Mahmud and Mir were the lone voices in the mainstream activism and media that questioned the human rights abuses in Balochistan and the government’s inaction in this regard – both received the comeuppance for their crimes. The VBMP expressed grief over the attacks on the advocates of the Baloch cause, but continued its protest, until January 2019. The BAP-led Balochistan government negotiated with the VBMP and promised the retrieval of the Baloch missing persons in a press conference in Quetta. Chief Minister Kamal Khan Alyani told the media that his government will exercise its power to recover the thousands of Baloch missing persons. With a bumptious countenance, the chief minister ranted criticized the previous governments for only photo-opping with the victims and not paying heed to their plight. He assured that his government is “committed to sort this problem out” within “two months.” Assured by the government’s response, the VBMP chairman announced to suspend the protest for two months.

In those days, some missing persons were indeed returning to their homes, reportedly due to the BNP-Mengal six-point agreement with the PTI-led government. But the enforced disappearances were not stopped – tens of persons were detained after the Balochistan government’s assurance. Sensing that the government has reneged from its promises, the VBMP reopened its protest within days.

Conforming to the government’s instructions, the protest was also suspended in early 2020 amid the Covid-19 pandemic. Apart from these minor bumps, the protest has continued unhindered since 2009, for 4000 days.

As if the available evidence was not enough to incriminate the Pakistani state for systemic human rights abuses in Balochistan, the Peshawar High Court, one of the country’s most powerful judicial bodies, overturned 200 convictions by the military courts a few weeks ago, citing inadequate evidence against the culprits and an unfair trial. In 2018, the aforesaid court also overturned 70 military court convictions. In its detailed ‘final judgment’, the court had provided a compendium of the military court convictions and their underlying charges. The court had provided a conspectus of the cases and had established that most of the cases of military court culprits had been registered as ‘missing persons’ from different areas of Pakistan, especially Balochistan. The report said that the would-be culprits are detained from Balochistan, confined and tortured in cells and then tried by the military courts on ‘unreliable’ evidence.

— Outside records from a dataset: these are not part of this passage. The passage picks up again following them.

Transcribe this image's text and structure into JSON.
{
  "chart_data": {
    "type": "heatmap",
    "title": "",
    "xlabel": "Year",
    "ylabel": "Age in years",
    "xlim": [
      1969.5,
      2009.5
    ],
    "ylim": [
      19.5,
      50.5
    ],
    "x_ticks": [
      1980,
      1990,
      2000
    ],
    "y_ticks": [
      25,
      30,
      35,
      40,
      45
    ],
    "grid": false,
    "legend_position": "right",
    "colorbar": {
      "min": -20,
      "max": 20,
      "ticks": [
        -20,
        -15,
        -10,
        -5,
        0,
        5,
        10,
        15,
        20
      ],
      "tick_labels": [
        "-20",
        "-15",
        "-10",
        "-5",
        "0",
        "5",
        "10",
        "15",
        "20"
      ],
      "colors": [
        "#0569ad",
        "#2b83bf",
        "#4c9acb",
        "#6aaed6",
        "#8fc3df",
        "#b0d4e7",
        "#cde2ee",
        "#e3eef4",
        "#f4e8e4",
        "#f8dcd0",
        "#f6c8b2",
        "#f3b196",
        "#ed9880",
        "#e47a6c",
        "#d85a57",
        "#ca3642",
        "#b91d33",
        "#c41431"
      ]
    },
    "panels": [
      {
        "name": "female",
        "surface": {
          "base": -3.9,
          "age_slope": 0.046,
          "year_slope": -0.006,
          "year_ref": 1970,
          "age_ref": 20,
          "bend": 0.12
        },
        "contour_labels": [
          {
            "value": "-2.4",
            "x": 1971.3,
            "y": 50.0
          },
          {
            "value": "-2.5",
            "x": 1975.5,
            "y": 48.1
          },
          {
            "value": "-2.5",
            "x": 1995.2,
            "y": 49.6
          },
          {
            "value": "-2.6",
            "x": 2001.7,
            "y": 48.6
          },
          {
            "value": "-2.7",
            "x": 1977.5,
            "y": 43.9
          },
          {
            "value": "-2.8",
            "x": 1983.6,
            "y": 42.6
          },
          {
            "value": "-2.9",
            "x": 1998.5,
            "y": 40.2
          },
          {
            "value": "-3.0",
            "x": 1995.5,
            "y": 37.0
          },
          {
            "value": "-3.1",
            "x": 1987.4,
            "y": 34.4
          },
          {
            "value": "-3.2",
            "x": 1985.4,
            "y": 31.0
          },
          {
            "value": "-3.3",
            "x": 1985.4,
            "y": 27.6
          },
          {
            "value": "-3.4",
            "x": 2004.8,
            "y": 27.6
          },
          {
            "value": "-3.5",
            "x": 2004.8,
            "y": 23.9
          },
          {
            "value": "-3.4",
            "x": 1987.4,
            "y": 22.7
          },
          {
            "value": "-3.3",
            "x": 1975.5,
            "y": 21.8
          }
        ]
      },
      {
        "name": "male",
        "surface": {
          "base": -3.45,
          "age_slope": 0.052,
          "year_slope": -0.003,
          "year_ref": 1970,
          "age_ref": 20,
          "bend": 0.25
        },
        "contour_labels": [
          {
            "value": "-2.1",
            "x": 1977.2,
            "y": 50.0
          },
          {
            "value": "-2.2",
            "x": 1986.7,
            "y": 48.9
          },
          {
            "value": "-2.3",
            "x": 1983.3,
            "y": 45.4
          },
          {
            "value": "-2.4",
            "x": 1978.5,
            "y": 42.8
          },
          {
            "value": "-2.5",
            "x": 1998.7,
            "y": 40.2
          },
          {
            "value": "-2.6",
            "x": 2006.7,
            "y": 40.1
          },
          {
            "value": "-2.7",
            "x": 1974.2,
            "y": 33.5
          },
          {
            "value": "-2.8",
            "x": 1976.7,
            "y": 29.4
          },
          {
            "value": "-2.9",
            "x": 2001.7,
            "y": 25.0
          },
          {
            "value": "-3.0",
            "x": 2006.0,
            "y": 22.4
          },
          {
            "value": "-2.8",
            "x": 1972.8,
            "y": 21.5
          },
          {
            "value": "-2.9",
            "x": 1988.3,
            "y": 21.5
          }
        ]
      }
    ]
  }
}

This report is the final nail in the coffin of the Pakistani military culpability in the enforced disappearances in Balochistan.

During its 11-year protest, the VBMP has been promised and betrayed many times. The federal and local governments and the global organizations – EU and UN – have failed to deliver justice to the victims of Pakistan’s enforced disappearance in Balochistan. Thousands of Baloch have perished through the state’s kill-and-dump policies; manifolds more remain missing to his day. Hundreds of activists have been forced to seek asylum in foreign countries. Yet despite all these daunting setbacks, the protestors persevered and marked the history through their peaceful and consistent campaign. Under the architecture of repression, the protestors have maintained hope; hope that their loved ones will return one day.

So, after all these hardships, what did the Voice for Baloch Missing Persons’ 4000-day march achieve? Nothing! For 11 years, the campaigners maintained a peaceful protest against the “monstrosities of the Pakistan forces” in Balochistan; they sought national and international assistance, marched thousands of kilometres to the federal capital, but nothing worked. Their woes have been ignored; their anguish neglected. Every year, tens of peaceful protests are organized and social media campaigns launched, but to no avail. The family members of the missing persons appear on the roads, carrying placards and chanting slogans of justice, but return home disappointed. The authorities have turned a blind eye to Balochistan. It seems that the Pakistani state has finally considered Balochistan a lost cause – needed only for plundering; nothing more.